What is a terrorist?

Photo by Wally Gobetz
Most of us have been following the news coverage of the Boston Marathon bombings and the subsequent manhunt and arrest involving the Tsarnaev brothers.

Before Boston police or the FBI even had any suspects, the news coverage almost immediately described the bombers as "terrorists" or referred to the incident as an act of "terrorism." I thought that labeling was interesting not only because it felt so natural, but -- as a colleague of mine also pointed out -- because the coverage disturbingly lacked any context surrounding these highly connotative terms.

So, as I often do, I began with denotative definitions. First, terrorist:
"a person, usually a member of a group, who uses or advocates terrorism"
Tautology. Great. So terrorism then:
"the use of violence and threats to intimidate or coerce, especially for political purposes"
When I see the Tsarnaev brothers, I don't see terrorists, only men who have committed an incredible atrocity and should be punished for it. They aren't members of any group, they don't appear to have deep political motives, and their actions don't seem to be exceptionally well planned.

To that end, I was glad to hear that Dzhokhar Tsarnaev would not be tried as an enemy combatant, but rather in the civilian court system. He is a naturalized U.S. citizen who committed crimes in the United States and was arrested in the United States. He is a criminal, not a combatant, and choosing to put him on trial as such sets an important example and precedent for the future.
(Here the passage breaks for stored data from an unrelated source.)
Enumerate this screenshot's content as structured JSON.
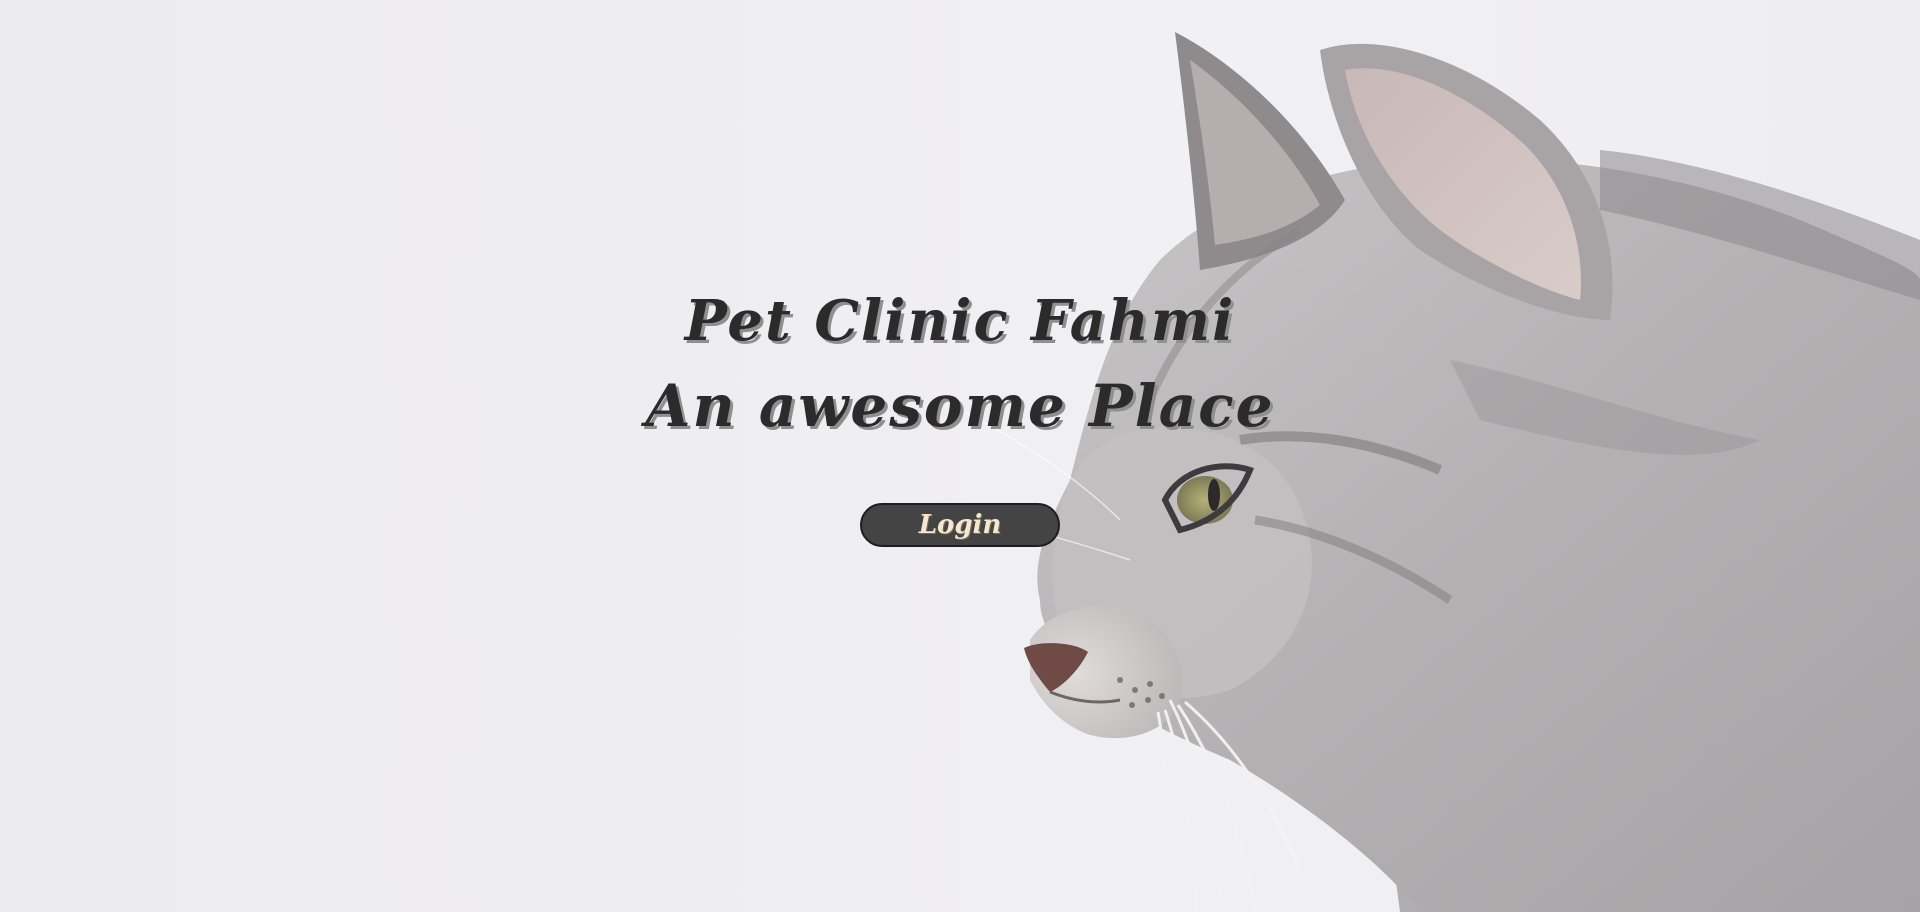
{
  "hero": {
    "title_line1": "Pet Clinic Fahmi",
    "title_line2": "An awesome Place"
  },
  "actions": {
    "login_label": "Login"
  },
  "background": {
    "image": "cat-profile-photo",
    "base_color": "#eeedf1"
  },
  "colors": {
    "title_text": "#2b2b2b",
    "button_bg": "#444444",
    "button_text": "#f3e7cf"
  }
}
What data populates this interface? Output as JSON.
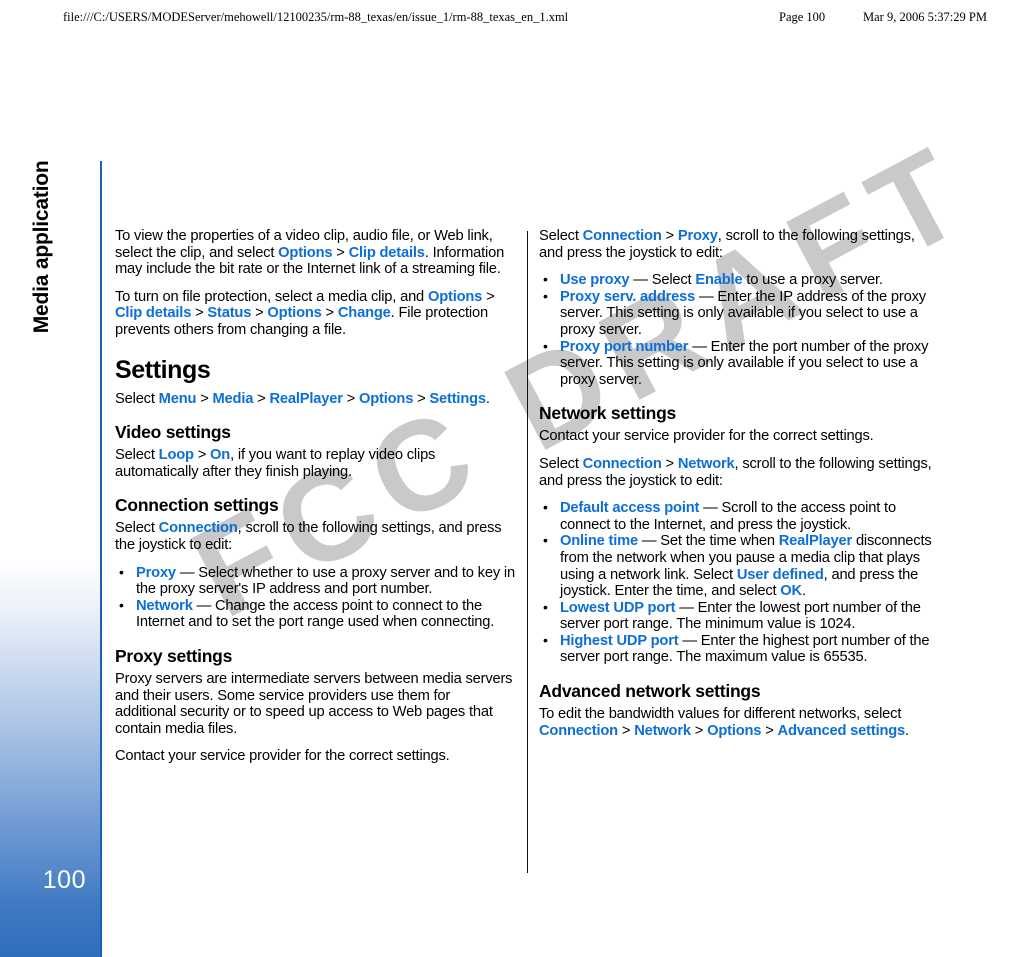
{
  "print_header": {
    "url": "file:///C:/USERS/MODEServer/mehowell/12100235/rm-88_texas/en/issue_1/rm-88_texas_en_1.xml",
    "page": "Page 100",
    "date": "Mar 9, 2006 5:37:29 PM"
  },
  "side_tab": {
    "label": "Media applications",
    "page_number": "100"
  },
  "watermark": {
    "text": "FCC DRAFT",
    "color": "#c9c9c9"
  },
  "theme": {
    "keyword_color": "#0d6fd6",
    "tab_blue": "#2f6ebd",
    "tab_border": "#1763b0"
  },
  "left_column": {
    "paragraph_1": {
      "t1": "To view the properties of a video clip, audio file, or Web link, select the clip, and select ",
      "k1": "Options",
      "s1": " > ",
      "k2": "Clip details",
      "t2": ". Information may include the bit rate or the Internet link of a streaming file."
    },
    "paragraph_2": {
      "t1": "To turn on file protection, select a media clip, and ",
      "k1": "Options",
      "s1": " > ",
      "k2": "Clip details",
      "s2": " > ",
      "k3": "Status",
      "s3": " > ",
      "k4": "Options",
      "s4": " > ",
      "k5": "Change",
      "t2": ". File protection prevents others from changing a file."
    },
    "settings_heading": "Settings",
    "settings_path": {
      "t1": "Select ",
      "k1": "Menu",
      "s1": " > ",
      "k2": "Media",
      "s2": " > ",
      "k3": "RealPlayer",
      "s3": " > ",
      "k4": "Options",
      "s4": " > ",
      "k5": "Settings",
      "t2": "."
    },
    "video_settings_heading": "Video settings",
    "video_settings_body": {
      "t1": "Select ",
      "k1": "Loop",
      "s1": " > ",
      "k2": "On",
      "t2": ", if you want to replay video clips automatically after they finish playing."
    },
    "connection_settings_heading": "Connection settings",
    "connection_settings_intro": {
      "t1": "Select ",
      "k1": "Connection",
      "t2": ", scroll to the following settings, and press the joystick to edit:"
    },
    "connection_bullets": [
      {
        "keyword": "Proxy",
        "text": " — Select whether to use a proxy server and to key in the proxy server's IP address and port number."
      },
      {
        "keyword": "Network",
        "text": " — Change the access point to connect to the Internet and to set the port range used when connecting."
      }
    ],
    "proxy_settings_heading": "Proxy settings",
    "proxy_settings_body_1": "Proxy servers are intermediate servers between media servers and their users. Some service providers use them for additional security or to speed up access to Web pages that contain media files.",
    "proxy_settings_body_2": "Contact your service provider for the correct settings."
  },
  "right_column": {
    "proxy_intro": {
      "t1": "Select ",
      "k1": "Connection",
      "s1": " > ",
      "k2": "Proxy",
      "t2": ", scroll to the following settings, and press the joystick to edit:"
    },
    "proxy_bullets": [
      {
        "keyword": "Use proxy",
        "text_before": " — Select ",
        "keyword2": "Enable",
        "text_after": " to use a proxy server."
      },
      {
        "keyword": "Proxy serv. address",
        "text_before": " — Enter the IP address of the proxy server. This setting is only available if you select to use a proxy server.",
        "keyword2": "",
        "text_after": ""
      },
      {
        "keyword": "Proxy port number",
        "text_before": " — Enter the port number of the proxy server. This setting is only available if you select to use a proxy server.",
        "keyword2": "",
        "text_after": ""
      }
    ],
    "network_settings_heading": "Network settings",
    "network_settings_contact": "Contact your service provider for the correct settings.",
    "network_settings_intro": {
      "t1": "Select ",
      "k1": "Connection",
      "s1": " > ",
      "k2": "Network",
      "t2": ", scroll to the following settings, and press the joystick to edit:"
    },
    "network_bullets": [
      {
        "keyword": "Default access point",
        "text": " — Scroll to the access point to connect to the Internet, and press the joystick."
      },
      {
        "keyword": "Online time",
        "text": " — Set the time when RealPlayer disconnects from the network when you pause a media clip that plays using a network link. Select User defined, and press the joystick. Enter the time, and select OK."
      },
      {
        "keyword": "Lowest UDP port",
        "text": " — Enter the lowest port number of the server port range. The minimum value is 1024."
      },
      {
        "keyword": "Highest UDP port",
        "text": " — Enter the highest port number of the server port range. The maximum value is 65535."
      }
    ],
    "online_time_parts": {
      "k_realplayer": "RealPlayer",
      "k_userdefined": "User defined",
      "k_ok": "OK",
      "p1": " — Set the time when ",
      "p2": " disconnects from the network when you pause a media clip that plays using a network link. Select ",
      "p3": ", and press the joystick. Enter the time, and select ",
      "p4": "."
    },
    "advanced_heading": "Advanced network settings",
    "advanced_body": {
      "t1": "To edit the bandwidth values for different networks, select ",
      "k1": "Connection",
      "s1": " > ",
      "k2": "Network",
      "s2": " > ",
      "k3": "Options",
      "s3": " > ",
      "k4": "Advanced settings",
      "t2": "."
    }
  }
}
This precedent is paramount because we live in the midst of the "War on Terror," itself a misnomer. Wars are implicitly winnable, but our current approach of fighting semi-systematic violence with systematic violence will never end. Wars end when one side grows tired of fighting, lacks the ability to continue fighting, or are all dead. The U.S. military is incapable of victory with such terms. Terror will never be defeated, only managed.

It's also important to point out that all acts of violence are meant to intimidate or coerce, but terrorism has a distinct meaning in the public mind as a specialized form of violence. It's systematic, theocratically and religiously motivated, and carried out by Arab Muslims.

That is not was terrorism is, but that is what terrorism means, and to evoke that so readily and without context can have dangerous consequences for a nervous, frightened, angry, and trigger-happy people already living in a seemingly constant state of violence and war. My message to the news media is simple: in future, exercise more cautious word choice, because language has more power than we often realize.